Kami segera duduk. Kemudian para orang tua asuh mulai berdatangan. Satu persatu nama kami dipanggil untuk bertemu dengan orang tua asuhnya. Namaku dipanggil, aku segera mengambil barang bawaanku, bersama teman sekamarku, Naela, berjalan menuju orang tua asuhku, Bu Rasmin. Setelah bersalaman dengan Bu Rasmin, kami berdua berjalan di belakang Bu Rasmin untuk menuju ke rumahnya.

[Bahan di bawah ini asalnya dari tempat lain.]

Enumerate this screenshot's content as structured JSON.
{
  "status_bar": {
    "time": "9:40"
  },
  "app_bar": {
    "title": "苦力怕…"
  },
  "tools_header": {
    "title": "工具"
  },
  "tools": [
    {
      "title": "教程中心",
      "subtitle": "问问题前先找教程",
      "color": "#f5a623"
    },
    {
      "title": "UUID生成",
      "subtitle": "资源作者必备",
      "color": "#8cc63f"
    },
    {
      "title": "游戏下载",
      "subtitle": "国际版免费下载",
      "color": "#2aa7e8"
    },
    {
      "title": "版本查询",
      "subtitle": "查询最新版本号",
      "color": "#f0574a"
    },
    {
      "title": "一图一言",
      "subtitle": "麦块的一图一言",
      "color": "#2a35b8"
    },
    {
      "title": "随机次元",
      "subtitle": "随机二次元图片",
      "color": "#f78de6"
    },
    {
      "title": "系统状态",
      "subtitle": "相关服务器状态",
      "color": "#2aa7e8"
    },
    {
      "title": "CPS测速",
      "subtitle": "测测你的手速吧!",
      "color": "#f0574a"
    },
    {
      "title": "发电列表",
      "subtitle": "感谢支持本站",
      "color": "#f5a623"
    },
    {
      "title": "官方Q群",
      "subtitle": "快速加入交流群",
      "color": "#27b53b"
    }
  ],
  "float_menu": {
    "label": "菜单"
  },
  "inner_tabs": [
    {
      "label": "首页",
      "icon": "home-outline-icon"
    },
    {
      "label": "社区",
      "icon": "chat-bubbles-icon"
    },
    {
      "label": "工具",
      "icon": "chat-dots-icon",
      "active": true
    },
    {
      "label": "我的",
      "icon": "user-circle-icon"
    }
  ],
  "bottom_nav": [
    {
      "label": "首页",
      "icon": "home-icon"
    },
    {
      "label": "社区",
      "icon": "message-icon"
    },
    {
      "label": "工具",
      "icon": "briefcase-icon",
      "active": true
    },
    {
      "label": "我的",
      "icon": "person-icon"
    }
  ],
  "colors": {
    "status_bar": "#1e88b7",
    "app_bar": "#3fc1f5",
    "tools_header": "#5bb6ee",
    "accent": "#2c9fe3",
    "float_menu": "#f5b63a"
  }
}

Ternyata rumahnya tidak terlalu jauh dari balai desa, hanya butuh waktu sekitar 2 menit. Rumah Bu Rasmin cukup bagus jika dibandingan dengan rumah-rumah yang lain. Memang tidak terlalu besar, tapi sudah sangat layak huni. Sudah bertembok, bukan lagi kayu, dan sudah keramikan. Bu Rasmin bukan hanya berprofesi sebagai petani, tapi juga sebagai pedagang. Beliau menjual rujak, pecel, es dawet, dan makanan-makanan ringan.

Di dalam rumah ini, dihuni oleh empat orang. Pak Rasmin, Bu Rasmin, anaknya seorang perempuan dewasa, dan cucunya yang masih kecil. Mungkin masih berumur sekitar 2 tahun.

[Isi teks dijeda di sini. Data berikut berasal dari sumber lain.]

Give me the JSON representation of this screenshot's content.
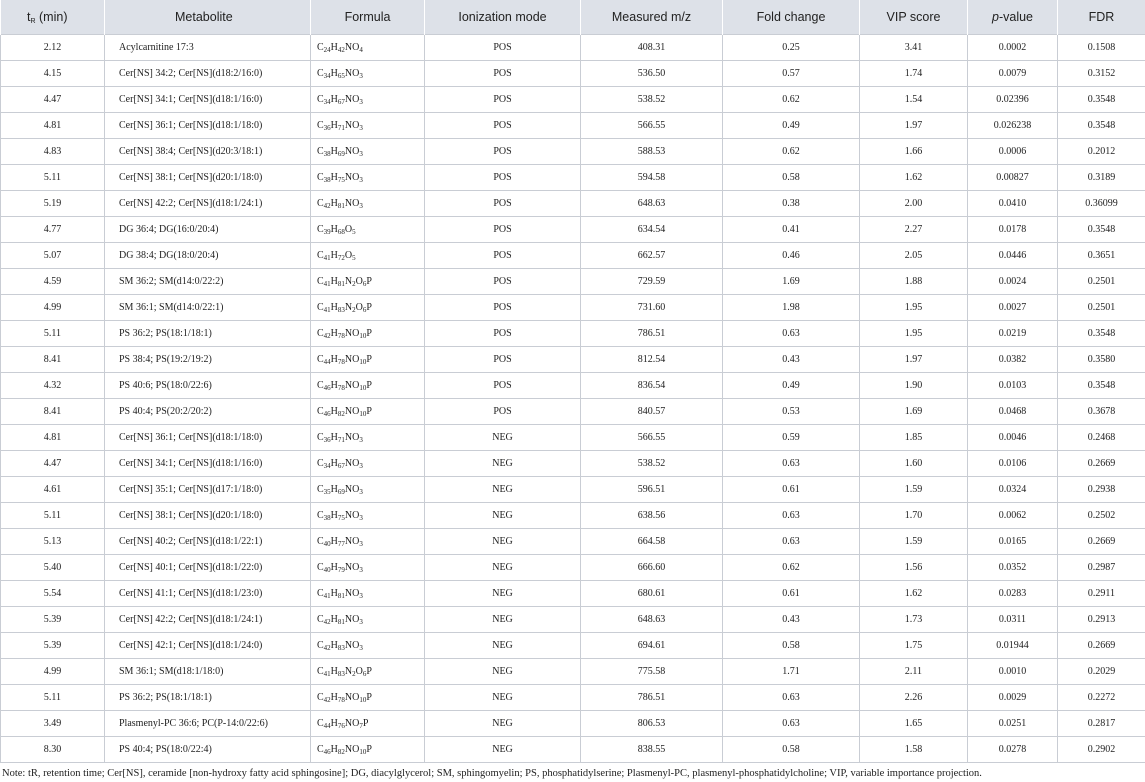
{
  "headers": {
    "tr_main": "t",
    "tr_sub": "R",
    "tr_unit": " (min)",
    "metabolite": "Metabolite",
    "formula": "Formula",
    "ionization": "Ionization mode",
    "mz": "Measured m/z",
    "fold": "Fold change",
    "vip": "VIP score",
    "p_italic": "p",
    "p_rest": "-value",
    "fdr": "FDR"
  },
  "rows": [
    {
      "tr": "2.12",
      "met": "Acylcarnitine 17:3",
      "formula": [
        [
          "C",
          "24"
        ],
        [
          "H",
          "42"
        ],
        [
          "NO",
          "4"
        ]
      ],
      "mode": "POS",
      "mz": "408.31",
      "fold": "0.25",
      "vip": "3.41",
      "p": "0.0002",
      "fdr": "0.1508"
    },
    {
      "tr": "4.15",
      "met": "Cer[NS] 34:2; Cer[NS](d18:2/16:0)",
      "formula": [
        [
          "C",
          "34"
        ],
        [
          "H",
          "65"
        ],
        [
          "NO",
          "3"
        ]
      ],
      "mode": "POS",
      "mz": "536.50",
      "fold": "0.57",
      "vip": "1.74",
      "p": "0.0079",
      "fdr": "0.3152"
    },
    {
      "tr": "4.47",
      "met": "Cer[NS] 34:1; Cer[NS](d18:1/16:0)",
      "formula": [
        [
          "C",
          "34"
        ],
        [
          "H",
          "67"
        ],
        [
          "NO",
          "3"
        ]
      ],
      "mode": "POS",
      "mz": "538.52",
      "fold": "0.62",
      "vip": "1.54",
      "p": "0.02396",
      "fdr": "0.3548"
    },
    {
      "tr": "4.81",
      "met": "Cer[NS] 36:1; Cer[NS](d18:1/18:0)",
      "formula": [
        [
          "C",
          "36"
        ],
        [
          "H",
          "71"
        ],
        [
          "NO",
          "3"
        ]
      ],
      "mode": "POS",
      "mz": "566.55",
      "fold": "0.49",
      "vip": "1.97",
      "p": "0.026238",
      "fdr": "0.3548"
    },
    {
      "tr": "4.83",
      "met": "Cer[NS] 38:4; Cer[NS](d20:3/18:1)",
      "formula": [
        [
          "C",
          "38"
        ],
        [
          "H",
          "69"
        ],
        [
          "NO",
          "3"
        ]
      ],
      "mode": "POS",
      "mz": "588.53",
      "fold": "0.62",
      "vip": "1.66",
      "p": "0.0006",
      "fdr": "0.2012"
    },
    {
      "tr": "5.11",
      "met": "Cer[NS] 38:1; Cer[NS](d20:1/18:0)",
      "formula": [
        [
          "C",
          "38"
        ],
        [
          "H",
          "75"
        ],
        [
          "NO",
          "3"
        ]
      ],
      "mode": "POS",
      "mz": "594.58",
      "fold": "0.58",
      "vip": "1.62",
      "p": "0.00827",
      "fdr": "0.3189"
    },
    {
      "tr": "5.19",
      "met": "Cer[NS] 42:2; Cer[NS](d18:1/24:1)",
      "formula": [
        [
          "C",
          "42"
        ],
        [
          "H",
          "81"
        ],
        [
          "NO",
          "3"
        ]
      ],
      "mode": "POS",
      "mz": "648.63",
      "fold": "0.38",
      "vip": "2.00",
      "p": "0.0410",
      "fdr": "0.36099"
    },
    {
      "tr": "4.77",
      "met": "DG 36:4; DG(16:0/20:4)",
      "formula": [
        [
          "C",
          "39"
        ],
        [
          "H",
          "68"
        ],
        [
          "O",
          "5"
        ]
      ],
      "mode": "POS",
      "mz": "634.54",
      "fold": "0.41",
      "vip": "2.27",
      "p": "0.0178",
      "fdr": "0.3548"
    },
    {
      "tr": "5.07",
      "met": "DG 38:4; DG(18:0/20:4)",
      "formula": [
        [
          "C",
          "41"
        ],
        [
          "H",
          "72"
        ],
        [
          "O",
          "5"
        ]
      ],
      "mode": "POS",
      "mz": "662.57",
      "fold": "0.46",
      "vip": "2.05",
      "p": "0.0446",
      "fdr": "0.3651"
    },
    {
      "tr": "4.59",
      "met": "SM 36:2; SM(d14:0/22:2)",
      "formula": [
        [
          "C",
          "41"
        ],
        [
          "H",
          "81"
        ],
        [
          "N",
          "2"
        ],
        [
          "O",
          "6"
        ],
        [
          "P",
          ""
        ]
      ],
      "mode": "POS",
      "mz": "729.59",
      "fold": "1.69",
      "vip": "1.88",
      "p": "0.0024",
      "fdr": "0.2501"
    },
    {
      "tr": "4.99",
      "met": "SM 36:1; SM(d14:0/22:1)",
      "formula": [
        [
          "C",
          "41"
        ],
        [
          "H",
          "83"
        ],
        [
          "N",
          "2"
        ],
        [
          "O",
          "6"
        ],
        [
          "P",
          ""
        ]
      ],
      "mode": "POS",
      "mz": "731.60",
      "fold": "1.98",
      "vip": "1.95",
      "p": "0.0027",
      "fdr": "0.2501"
    },
    {
      "tr": "5.11",
      "met": "PS 36:2; PS(18:1/18:1)",
      "formula": [
        [
          "C",
          "42"
        ],
        [
          "H",
          "78"
        ],
        [
          "NO",
          "10"
        ],
        [
          "P",
          ""
        ]
      ],
      "mode": "POS",
      "mz": "786.51",
      "fold": "0.63",
      "vip": "1.95",
      "p": "0.0219",
      "fdr": "0.3548"
    },
    {
      "tr": "8.41",
      "met": "PS 38:4; PS(19:2/19:2)",
      "formula": [
        [
          "C",
          "44"
        ],
        [
          "H",
          "78"
        ],
        [
          "NO",
          "10"
        ],
        [
          "P",
          ""
        ]
      ],
      "mode": "POS",
      "mz": "812.54",
      "fold": "0.43",
      "vip": "1.97",
      "p": "0.0382",
      "fdr": "0.3580"
    },
    {
      "tr": "4.32",
      "met": "PS 40:6; PS(18:0/22:6)",
      "formula": [
        [
          "C",
          "46"
        ],
        [
          "H",
          "78"
        ],
        [
          "NO",
          "10"
        ],
        [
          "P",
          ""
        ]
      ],
      "mode": "POS",
      "mz": "836.54",
      "fold": "0.49",
      "vip": "1.90",
      "p": "0.0103",
      "fdr": "0.3548"
    },
    {
      "tr": "8.41",
      "met": "PS 40:4; PS(20:2/20:2)",
      "formula": [
        [
          "C",
          "46"
        ],
        [
          "H",
          "82"
        ],
        [
          "NO",
          "10"
        ],
        [
          "P",
          ""
        ]
      ],
      "mode": "POS",
      "mz": "840.57",
      "fold": "0.53",
      "vip": "1.69",
      "p": "0.0468",
      "fdr": "0.3678"
    },
    {
      "tr": "4.81",
      "met": "Cer[NS] 36:1; Cer[NS](d18:1/18:0)",
      "formula": [
        [
          "C",
          "36"
        ],
        [
          "H",
          "71"
        ],
        [
          "NO",
          "3"
        ]
      ],
      "mode": "NEG",
      "mz": "566.55",
      "fold": "0.59",
      "vip": "1.85",
      "p": "0.0046",
      "fdr": "0.2468"
    },
    {
      "tr": "4.47",
      "met": "Cer[NS] 34:1; Cer[NS](d18:1/16:0)",
      "formula": [
        [
          "C",
          "34"
        ],
        [
          "H",
          "67"
        ],
        [
          "NO",
          "3"
        ]
      ],
      "mode": "NEG",
      "mz": "538.52",
      "fold": "0.63",
      "vip": "1.60",
      "p": "0.0106",
      "fdr": "0.2669"
    },
    {
      "tr": "4.61",
      "met": "Cer[NS] 35:1; Cer[NS](d17:1/18:0)",
      "formula": [
        [
          "C",
          "35"
        ],
        [
          "H",
          "69"
        ],
        [
          "NO",
          "3"
        ]
      ],
      "mode": "NEG",
      "mz": "596.51",
      "fold": "0.61",
      "vip": "1.59",
      "p": "0.0324",
      "fdr": "0.2938"
    },
    {
      "tr": "5.11",
      "met": "Cer[NS] 38:1; Cer[NS](d20:1/18:0)",
      "formula": [
        [
          "C",
          "38"
        ],
        [
          "H",
          "75"
        ],
        [
          "NO",
          "3"
        ]
      ],
      "mode": "NEG",
      "mz": "638.56",
      "fold": "0.63",
      "vip": "1.70",
      "p": "0.0062",
      "fdr": "0.2502"
    },
    {
      "tr": "5.13",
      "met": "Cer[NS] 40:2; Cer[NS](d18:1/22:1)",
      "formula": [
        [
          "C",
          "40"
        ],
        [
          "H",
          "77"
        ],
        [
          "NO",
          "3"
        ]
      ],
      "mode": "NEG",
      "mz": "664.58",
      "fold": "0.63",
      "vip": "1.59",
      "p": "0.0165",
      "fdr": "0.2669"
    },
    {
      "tr": "5.40",
      "met": "Cer[NS] 40:1; Cer[NS](d18:1/22:0)",
      "formula": [
        [
          "C",
          "40"
        ],
        [
          "H",
          "79"
        ],
        [
          "NO",
          "3"
        ]
      ],
      "mode": "NEG",
      "mz": "666.60",
      "fold": "0.62",
      "vip": "1.56",
      "p": "0.0352",
      "fdr": "0.2987"
    },
    {
      "tr": "5.54",
      "met": "Cer[NS] 41:1; Cer[NS](d18:1/23:0)",
      "formula": [
        [
          "C",
          "41"
        ],
        [
          "H",
          "81"
        ],
        [
          "NO",
          "3"
        ]
      ],
      "mode": "NEG",
      "mz": "680.61",
      "fold": "0.61",
      "vip": "1.62",
      "p": "0.0283",
      "fdr": "0.2911"
    },
    {
      "tr": "5.39",
      "met": "Cer[NS] 42:2; Cer[NS](d18:1/24:1)",
      "formula": [
        [
          "C",
          "42"
        ],
        [
          "H",
          "81"
        ],
        [
          "NO",
          "3"
        ]
      ],
      "mode": "NEG",
      "mz": "648.63",
      "fold": "0.43",
      "vip": "1.73",
      "p": "0.0311",
      "fdr": "0.2913"
    },
    {
      "tr": "5.39",
      "met": "Cer[NS] 42:1; Cer[NS](d18:1/24:0)",
      "formula": [
        [
          "C",
          "42"
        ],
        [
          "H",
          "83"
        ],
        [
          "NO",
          "3"
        ]
      ],
      "mode": "NEG",
      "mz": "694.61",
      "fold": "0.58",
      "vip": "1.75",
      "p": "0.01944",
      "fdr": "0.2669"
    },
    {
      "tr": "4.99",
      "met": "SM 36:1; SM(d18:1/18:0)",
      "formula": [
        [
          "C",
          "41"
        ],
        [
          "H",
          "83"
        ],
        [
          "N",
          "2"
        ],
        [
          "O",
          "6"
        ],
        [
          "P",
          ""
        ]
      ],
      "mode": "NEG",
      "mz": "775.58",
      "fold": "1.71",
      "vip": "2.11",
      "p": "0.0010",
      "fdr": "0.2029"
    },
    {
      "tr": "5.11",
      "met": "PS 36:2; PS(18:1/18:1)",
      "formula": [
        [
          "C",
          "42"
        ],
        [
          "H",
          "78"
        ],
        [
          "NO",
          "10"
        ],
        [
          "P",
          ""
        ]
      ],
      "mode": "NEG",
      "mz": "786.51",
      "fold": "0.63",
      "vip": "2.26",
      "p": "0.0029",
      "fdr": "0.2272"
    },
    {
      "tr": "3.49",
      "met": "Plasmenyl-PC 36:6; PC(P-14:0/22:6)",
      "formula": [
        [
          "C",
          "44"
        ],
        [
          "H",
          "76"
        ],
        [
          "NO",
          "7"
        ],
        [
          "P",
          ""
        ]
      ],
      "mode": "NEG",
      "mz": "806.53",
      "fold": "0.63",
      "vip": "1.65",
      "p": "0.0251",
      "fdr": "0.2817"
    },
    {
      "tr": "8.30",
      "met": "PS 40:4; PS(18:0/22:4)",
      "formula": [
        [
          "C",
          "46"
        ],
        [
          "H",
          "82"
        ],
        [
          "NO",
          "10"
        ],
        [
          "P",
          ""
        ]
      ],
      "mode": "NEG",
      "mz": "838.55",
      "fold": "0.58",
      "vip": "1.58",
      "p": "0.0278",
      "fdr": "0.2902"
    }
  ],
  "note": "Note: tR, retention time; Cer[NS], ceramide [non-hydroxy fatty acid sphingosine]; DG, diacylglycerol; SM, sphingomyelin; PS, phosphatidylserine; Plasmenyl-PC, plasmenyl-phosphatidylcholine; VIP, variable importance projection."
}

Aku dan Naela kemudian dipersilahkan masuk ke dalam kamar kami. Kamar kami memang tidak terlalu besar, tapi rapi dan bersih. Itu sudah lebih dari cukup untuk kami.


Di kamar, aku melihat-lihat keadaan kamar ini lalu tiduran sebentar karena perjalanan yang melelahkan sekali. Tidak lama kemudian, Bu Rasmin masuk dan memanggil kami untuk makan siang.

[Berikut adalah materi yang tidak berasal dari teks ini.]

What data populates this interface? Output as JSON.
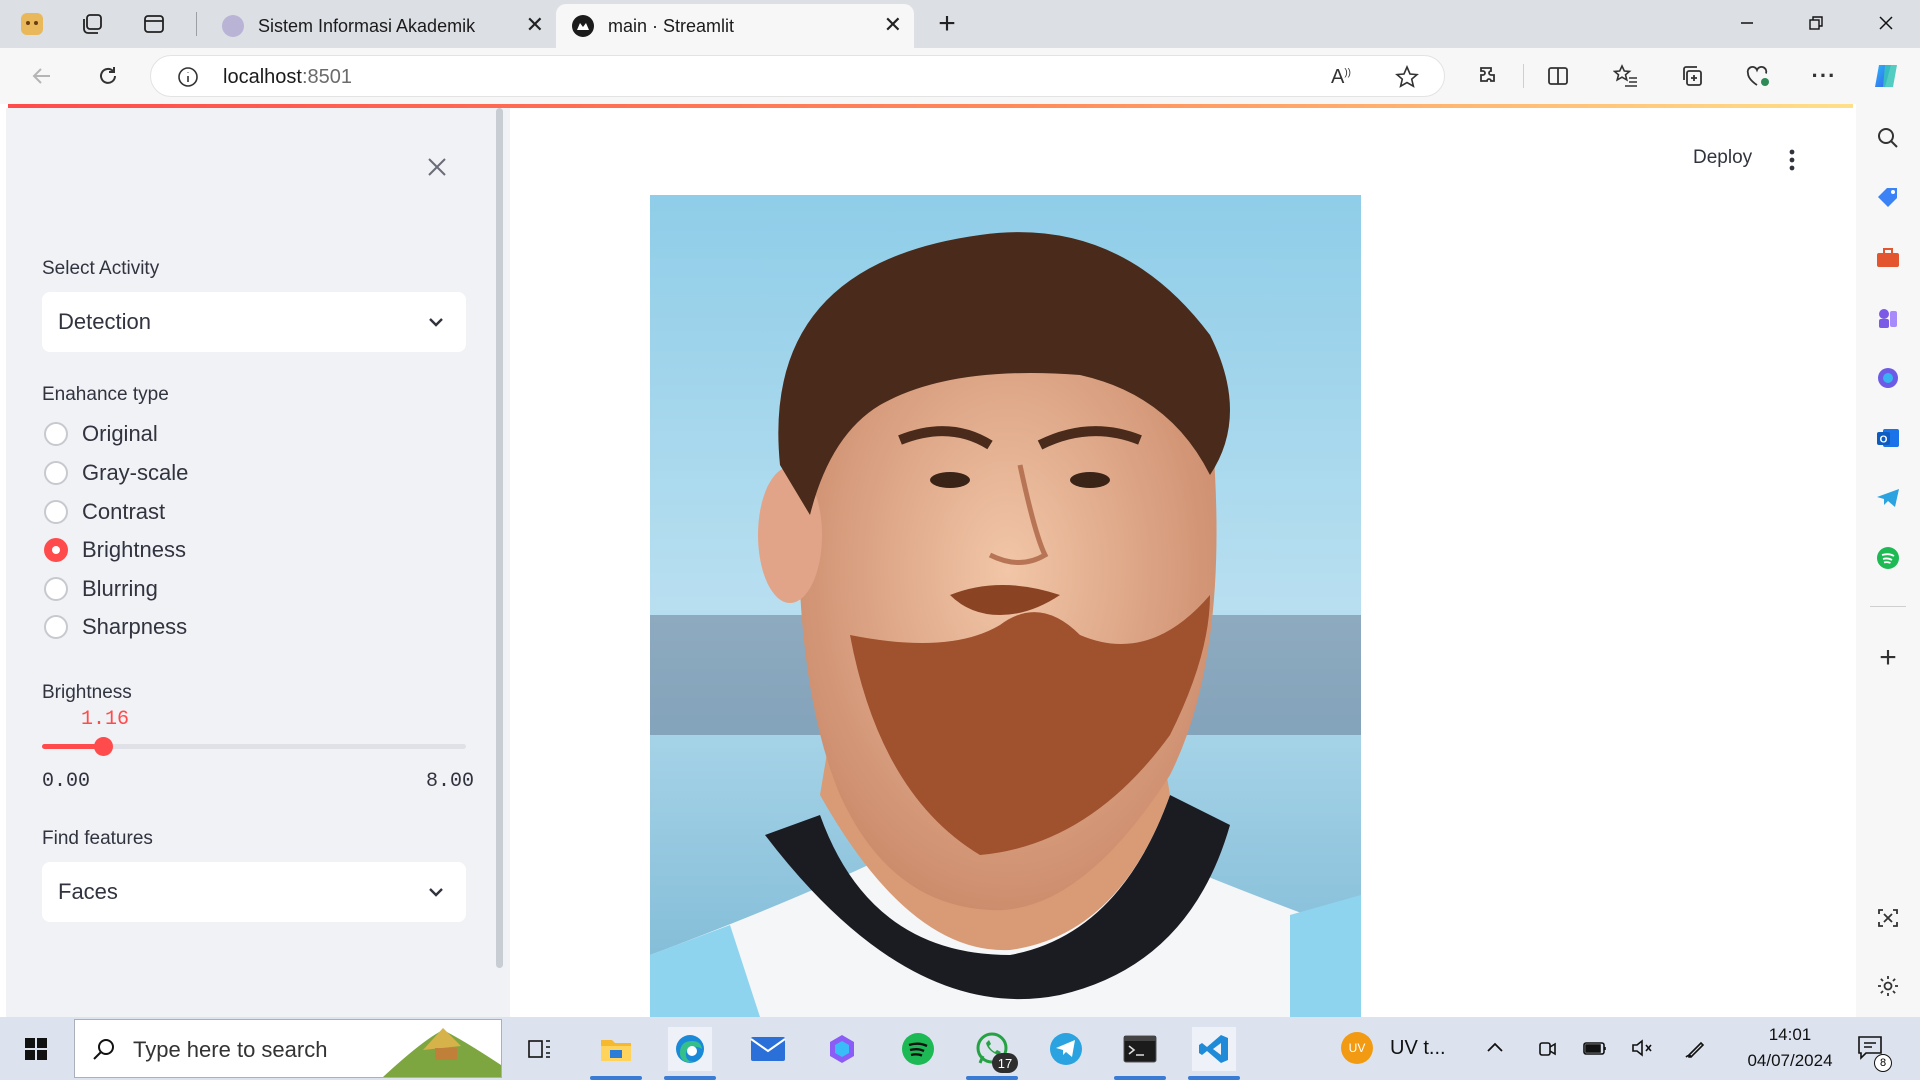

Setelah makan siang, aku keluar rumah sambil berharap semoga ada temenku yang juga diluar rumah sehingga bisa pergi main. Ternyata harapanku tidak salah, aku bertemu dengan Reza Rachman yang sedang jalan-jalan. Kemudian aku dan Reza berjalan berdua sambil ngobrol-ngobrol.


Di tengah perjalanan, kami bertemu dengan anak-anak X-Olim yang lain. Lalu kami memutuskan untuk jalan-jalan mengenal desa ini. Ada yang mengatakan bahwa ada suatu kebun karet yang sangat indah. Kami semua langsung bergegas menuju kesana.


Ternyata tempat tersebut tidak jauh dari balai desa, hanya butuh waktu sekitar 5 menit. Sampai disana, kami merasa sangat puas karena tempat itu benar-benar seperti yang diharapkan. Ada jalan setapak yang lurus jauh hingga tak kelihatan ujungnya dan si kanan-kiri ada kebun karet. Kebun karet itu pun sangatlah indah karena tersusun rapi. Kami tidak mau menyia-nyiakan kesempatan ini. Kami segera mengabadikan momen dan suasana ini dengan foto-foto.
Sekitar jam setengah 5 sore, kami pulang kerumah masing-masing. Sesampainya di rumah, aku langsung mandi. Kamar mandinya ternyata cukup bagus, setidaknya tertutup rapat.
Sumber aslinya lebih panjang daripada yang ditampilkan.